Os cadeados estão sobre a mesa, eu não sei o que significa a manhã. Não me desfiz nem mesmo do lixo. Recolhi as migalhas rasteladas num morro. Na colher do café misturei angústia como canção, fugi de casa para suportar… as asas e as hélices, o som da letra muda, o peito inquieto quieto na chuva que se deixou à calçada, a rua adormece enquanto o sono é um solitário passeio de barco ou a resposta para o que é de uma criança… Engoli baforadas de peito disforme, palpitante, oco e cheio, transbordante. Pendurei canções para secar e esquecer. Fui encontrada por formigas, perdi o tamanho do mundo. Me recordei. E me recortei, me remendei, colei… me recordei. Esqueci a água, lembrei da sede. Existe neblina da noite ontem. Há indício de lua - talvez início, talvez fim. Existe um pneu na sacada. Vive um pneu na sacada e o perfume borrifado e o cheiro do mato, o enxame do corpo e o fim do corpo no corpo, é a rua. Existe, é a cápsula do estômago e o aro de aço pendurado no doce das nuvens. E a rejeição da orelha e o desenho ajeitado das pedras. Não existo, fim… desencontrei a paciência, me afoguei. Estranhei-me tanta palavra, doem-me os dentes.
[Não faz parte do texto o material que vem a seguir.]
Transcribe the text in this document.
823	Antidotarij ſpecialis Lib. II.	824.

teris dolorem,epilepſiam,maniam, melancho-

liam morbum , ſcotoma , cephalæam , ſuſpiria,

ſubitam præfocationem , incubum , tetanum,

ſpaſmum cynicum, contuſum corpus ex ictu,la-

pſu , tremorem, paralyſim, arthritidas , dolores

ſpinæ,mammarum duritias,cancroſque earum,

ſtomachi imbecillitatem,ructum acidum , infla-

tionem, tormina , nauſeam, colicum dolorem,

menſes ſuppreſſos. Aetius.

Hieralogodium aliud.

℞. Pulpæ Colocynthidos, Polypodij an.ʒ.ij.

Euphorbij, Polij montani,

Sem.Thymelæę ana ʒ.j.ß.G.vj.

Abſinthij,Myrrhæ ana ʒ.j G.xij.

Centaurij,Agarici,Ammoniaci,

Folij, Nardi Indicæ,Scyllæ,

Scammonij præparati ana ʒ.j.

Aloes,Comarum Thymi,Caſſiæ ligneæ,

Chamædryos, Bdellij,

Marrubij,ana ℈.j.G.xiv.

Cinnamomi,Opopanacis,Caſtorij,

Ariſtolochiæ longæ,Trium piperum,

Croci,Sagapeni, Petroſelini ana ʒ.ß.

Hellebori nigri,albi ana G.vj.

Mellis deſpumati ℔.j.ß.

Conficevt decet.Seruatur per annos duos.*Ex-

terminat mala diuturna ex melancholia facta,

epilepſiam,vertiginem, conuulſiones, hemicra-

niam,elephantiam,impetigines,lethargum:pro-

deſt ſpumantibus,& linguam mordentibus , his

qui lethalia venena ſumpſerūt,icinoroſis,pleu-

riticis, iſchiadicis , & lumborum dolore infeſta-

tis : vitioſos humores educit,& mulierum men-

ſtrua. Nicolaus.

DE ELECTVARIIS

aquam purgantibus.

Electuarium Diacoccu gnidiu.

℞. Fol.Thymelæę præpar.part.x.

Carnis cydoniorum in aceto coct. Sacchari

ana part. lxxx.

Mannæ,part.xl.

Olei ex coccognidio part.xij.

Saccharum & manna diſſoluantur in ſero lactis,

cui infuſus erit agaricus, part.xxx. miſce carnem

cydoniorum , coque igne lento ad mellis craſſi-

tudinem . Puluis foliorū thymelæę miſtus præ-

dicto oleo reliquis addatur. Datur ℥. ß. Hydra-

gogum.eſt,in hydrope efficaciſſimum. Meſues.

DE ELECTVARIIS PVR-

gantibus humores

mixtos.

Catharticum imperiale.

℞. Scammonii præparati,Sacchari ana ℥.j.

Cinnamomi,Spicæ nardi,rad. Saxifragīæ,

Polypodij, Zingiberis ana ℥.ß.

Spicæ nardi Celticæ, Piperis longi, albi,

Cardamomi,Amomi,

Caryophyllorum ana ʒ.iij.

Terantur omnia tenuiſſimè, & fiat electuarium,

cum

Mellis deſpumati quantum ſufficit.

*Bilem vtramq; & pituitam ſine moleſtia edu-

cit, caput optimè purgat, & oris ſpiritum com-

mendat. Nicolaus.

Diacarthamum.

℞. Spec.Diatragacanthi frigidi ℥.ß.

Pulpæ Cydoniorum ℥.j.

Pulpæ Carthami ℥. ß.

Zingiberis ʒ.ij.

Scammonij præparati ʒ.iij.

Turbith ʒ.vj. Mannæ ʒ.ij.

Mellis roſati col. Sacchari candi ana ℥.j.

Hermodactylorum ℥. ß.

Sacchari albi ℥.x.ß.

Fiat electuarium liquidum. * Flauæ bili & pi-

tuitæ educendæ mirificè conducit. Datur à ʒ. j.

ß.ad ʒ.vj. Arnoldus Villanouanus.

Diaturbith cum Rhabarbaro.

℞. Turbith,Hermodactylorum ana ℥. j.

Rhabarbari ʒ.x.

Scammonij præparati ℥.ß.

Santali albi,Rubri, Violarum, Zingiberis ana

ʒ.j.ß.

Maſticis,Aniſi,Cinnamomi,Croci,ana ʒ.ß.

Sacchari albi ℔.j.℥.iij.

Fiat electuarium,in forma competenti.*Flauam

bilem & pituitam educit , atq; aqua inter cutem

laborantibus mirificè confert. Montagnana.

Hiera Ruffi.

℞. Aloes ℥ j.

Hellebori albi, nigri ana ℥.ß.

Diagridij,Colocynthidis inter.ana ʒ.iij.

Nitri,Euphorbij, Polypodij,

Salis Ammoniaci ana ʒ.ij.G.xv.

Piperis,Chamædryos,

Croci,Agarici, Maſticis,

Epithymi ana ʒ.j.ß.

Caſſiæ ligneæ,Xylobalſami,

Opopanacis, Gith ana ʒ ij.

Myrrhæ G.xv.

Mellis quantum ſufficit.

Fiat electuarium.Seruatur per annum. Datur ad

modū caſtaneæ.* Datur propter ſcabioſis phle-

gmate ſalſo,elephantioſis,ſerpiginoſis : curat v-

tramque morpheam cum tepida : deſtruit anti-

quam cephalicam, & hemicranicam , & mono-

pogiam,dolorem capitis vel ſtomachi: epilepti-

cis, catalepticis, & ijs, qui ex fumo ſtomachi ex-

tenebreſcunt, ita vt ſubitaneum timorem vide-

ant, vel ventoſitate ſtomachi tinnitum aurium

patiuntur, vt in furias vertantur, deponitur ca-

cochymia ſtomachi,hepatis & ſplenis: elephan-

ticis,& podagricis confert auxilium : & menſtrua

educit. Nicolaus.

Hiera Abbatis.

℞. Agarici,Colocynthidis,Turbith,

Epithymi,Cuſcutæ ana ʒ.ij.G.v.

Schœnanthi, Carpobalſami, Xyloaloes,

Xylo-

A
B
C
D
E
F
Eco de silêncio. Ecoo a rebeldia de pôr o dedo na boca. Solto-me, é vento… Doentio, é a única salvação. E o único sentido - ou quase - é o caderno agarrado nos dedos. Mas pode ser que as remadas do ritmo por onde a onda se ergue e escapa também façam algum sentido. Sobrevivi no ímpeto.
Conspira-me: Rio ou mar?
No ímpeto.
Sobrevivi…
Conspira-me.

Quando se perdem nortes e passeios escrevo. Deitada no mar sem fundo, nua, completamente nua, pois são irrecuperáveis as vestes. Quando todos os nortes e todas as direções a sul se perdem em pistas e tudo se desmancha da palavra... Contra apitos e fumaça, desnudar-me de rumo. Eu nado nua, eu nada nua. Mar aberto, engolir-me beijada em ondas, desagarrar-me solta. No mar aberto, sem fundo, estar ou ser. Escrever o nado, nadar as ondas e nada além das ondas. Não há razão ou milhas para agarrar o horizonte. São ondas, estar pelas ondas, mais nada. Estar nas ondas. Levada e trazida, carregada a escrever a onda. É molhada, macia e intocada.